All about the Passion
Mac Rating: 5.00 | Votes: 1 | Date: 19/06/2026 21:20:00

Left a roofless shell by the Luftwaffe raid of 14 November 1940, the medieval Cathedral Church of St Michael in Coventry became one of Britain's most powerful symbols of wartime destruction and post-war reconciliation. Only the tower, spire, outer walls and the tomb of its first bishop survived the firestorm of the Coventry Blitz, and the ruins remain hallowed ground, listed at the highest grade. The original St Michael's was built largely between the late fourteenth and early fifteenth centuries from red sandstone, one of the largest parish churches in England, and was elevated to cathedral status in 1918 on the creation of the Diocese of Coventry. Its surviving spire rises 284 feet, making it the third tallest cathedral spire in the country and the tallest structure in the city.
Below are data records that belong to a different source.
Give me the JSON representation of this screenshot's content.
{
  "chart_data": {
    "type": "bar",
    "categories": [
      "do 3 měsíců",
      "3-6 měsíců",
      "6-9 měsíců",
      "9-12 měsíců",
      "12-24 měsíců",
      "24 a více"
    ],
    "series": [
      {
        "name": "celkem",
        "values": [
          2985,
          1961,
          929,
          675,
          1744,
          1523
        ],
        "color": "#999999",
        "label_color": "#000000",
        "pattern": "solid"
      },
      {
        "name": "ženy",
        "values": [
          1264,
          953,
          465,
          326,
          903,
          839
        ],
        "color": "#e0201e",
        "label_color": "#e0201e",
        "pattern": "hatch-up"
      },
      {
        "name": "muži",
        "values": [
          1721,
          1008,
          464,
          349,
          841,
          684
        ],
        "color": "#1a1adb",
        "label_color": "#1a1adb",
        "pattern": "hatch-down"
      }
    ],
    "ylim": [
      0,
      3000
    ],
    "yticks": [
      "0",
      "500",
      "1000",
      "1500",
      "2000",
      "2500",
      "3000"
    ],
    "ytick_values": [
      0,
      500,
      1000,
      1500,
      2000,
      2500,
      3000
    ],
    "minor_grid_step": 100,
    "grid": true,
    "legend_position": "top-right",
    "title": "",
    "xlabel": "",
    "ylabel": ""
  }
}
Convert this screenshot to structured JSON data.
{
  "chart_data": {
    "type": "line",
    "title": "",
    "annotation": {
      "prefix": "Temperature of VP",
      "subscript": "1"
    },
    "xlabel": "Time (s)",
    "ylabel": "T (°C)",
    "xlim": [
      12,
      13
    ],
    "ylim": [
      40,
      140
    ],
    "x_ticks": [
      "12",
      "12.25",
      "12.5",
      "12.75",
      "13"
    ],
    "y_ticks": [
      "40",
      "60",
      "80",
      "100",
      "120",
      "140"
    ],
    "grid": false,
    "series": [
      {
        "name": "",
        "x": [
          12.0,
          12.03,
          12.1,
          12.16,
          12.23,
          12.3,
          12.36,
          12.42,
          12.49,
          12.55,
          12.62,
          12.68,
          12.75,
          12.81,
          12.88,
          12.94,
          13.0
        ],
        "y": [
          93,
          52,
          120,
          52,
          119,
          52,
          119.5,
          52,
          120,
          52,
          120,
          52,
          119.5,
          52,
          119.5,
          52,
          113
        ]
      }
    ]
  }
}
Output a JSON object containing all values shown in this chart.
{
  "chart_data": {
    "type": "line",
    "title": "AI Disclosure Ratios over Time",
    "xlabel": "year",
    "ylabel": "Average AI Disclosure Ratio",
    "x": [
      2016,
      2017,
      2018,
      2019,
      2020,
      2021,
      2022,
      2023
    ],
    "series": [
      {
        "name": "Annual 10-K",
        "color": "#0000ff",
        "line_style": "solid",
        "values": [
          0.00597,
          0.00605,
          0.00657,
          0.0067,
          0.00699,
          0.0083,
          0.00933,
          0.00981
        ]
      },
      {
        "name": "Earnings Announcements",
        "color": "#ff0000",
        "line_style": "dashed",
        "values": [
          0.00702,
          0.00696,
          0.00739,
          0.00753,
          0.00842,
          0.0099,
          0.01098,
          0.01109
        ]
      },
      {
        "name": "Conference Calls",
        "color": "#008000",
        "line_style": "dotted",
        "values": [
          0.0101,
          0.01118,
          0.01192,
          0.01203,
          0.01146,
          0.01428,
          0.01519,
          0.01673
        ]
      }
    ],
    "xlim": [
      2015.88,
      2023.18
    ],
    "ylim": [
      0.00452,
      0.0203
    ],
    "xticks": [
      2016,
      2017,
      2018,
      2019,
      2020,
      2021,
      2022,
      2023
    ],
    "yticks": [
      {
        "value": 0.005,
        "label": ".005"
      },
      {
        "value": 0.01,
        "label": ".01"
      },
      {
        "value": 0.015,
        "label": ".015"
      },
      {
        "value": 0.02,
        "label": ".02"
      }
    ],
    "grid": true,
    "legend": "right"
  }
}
Rather than rebuild the old church, the decision was taken to preserve its ruins as a memorial and to construct a new cathedral alongside them. Basil Spence won a competition in the early 1950s from more than two hundred entries with a radical design that kept the ruined shell as an integral part of the whole, the two buildings together forming a single church united by a common sandstone. The new St Michael's, built at right angles to the ruins, was consecrated in 1962 in the presence of the Queen, and Spence commissioned leading artists of the period to create its windows, tapestry and decorative detail. Visitors are intended to enter through the ruins first, taking in the charred remains before crossing into the modern cathedral, where a further transformation awaits. The words "Father Forgive", inscribed on the wall of the ruins, and the charred cross made from fallen roof beams embody the cathedral's enduring message of reconciliation rather than revenge. Together the old and new buildings function as one of England's most visited and most moving religious sites, drawing pilgrims, tourists and admirers of twentieth-century architecture alike.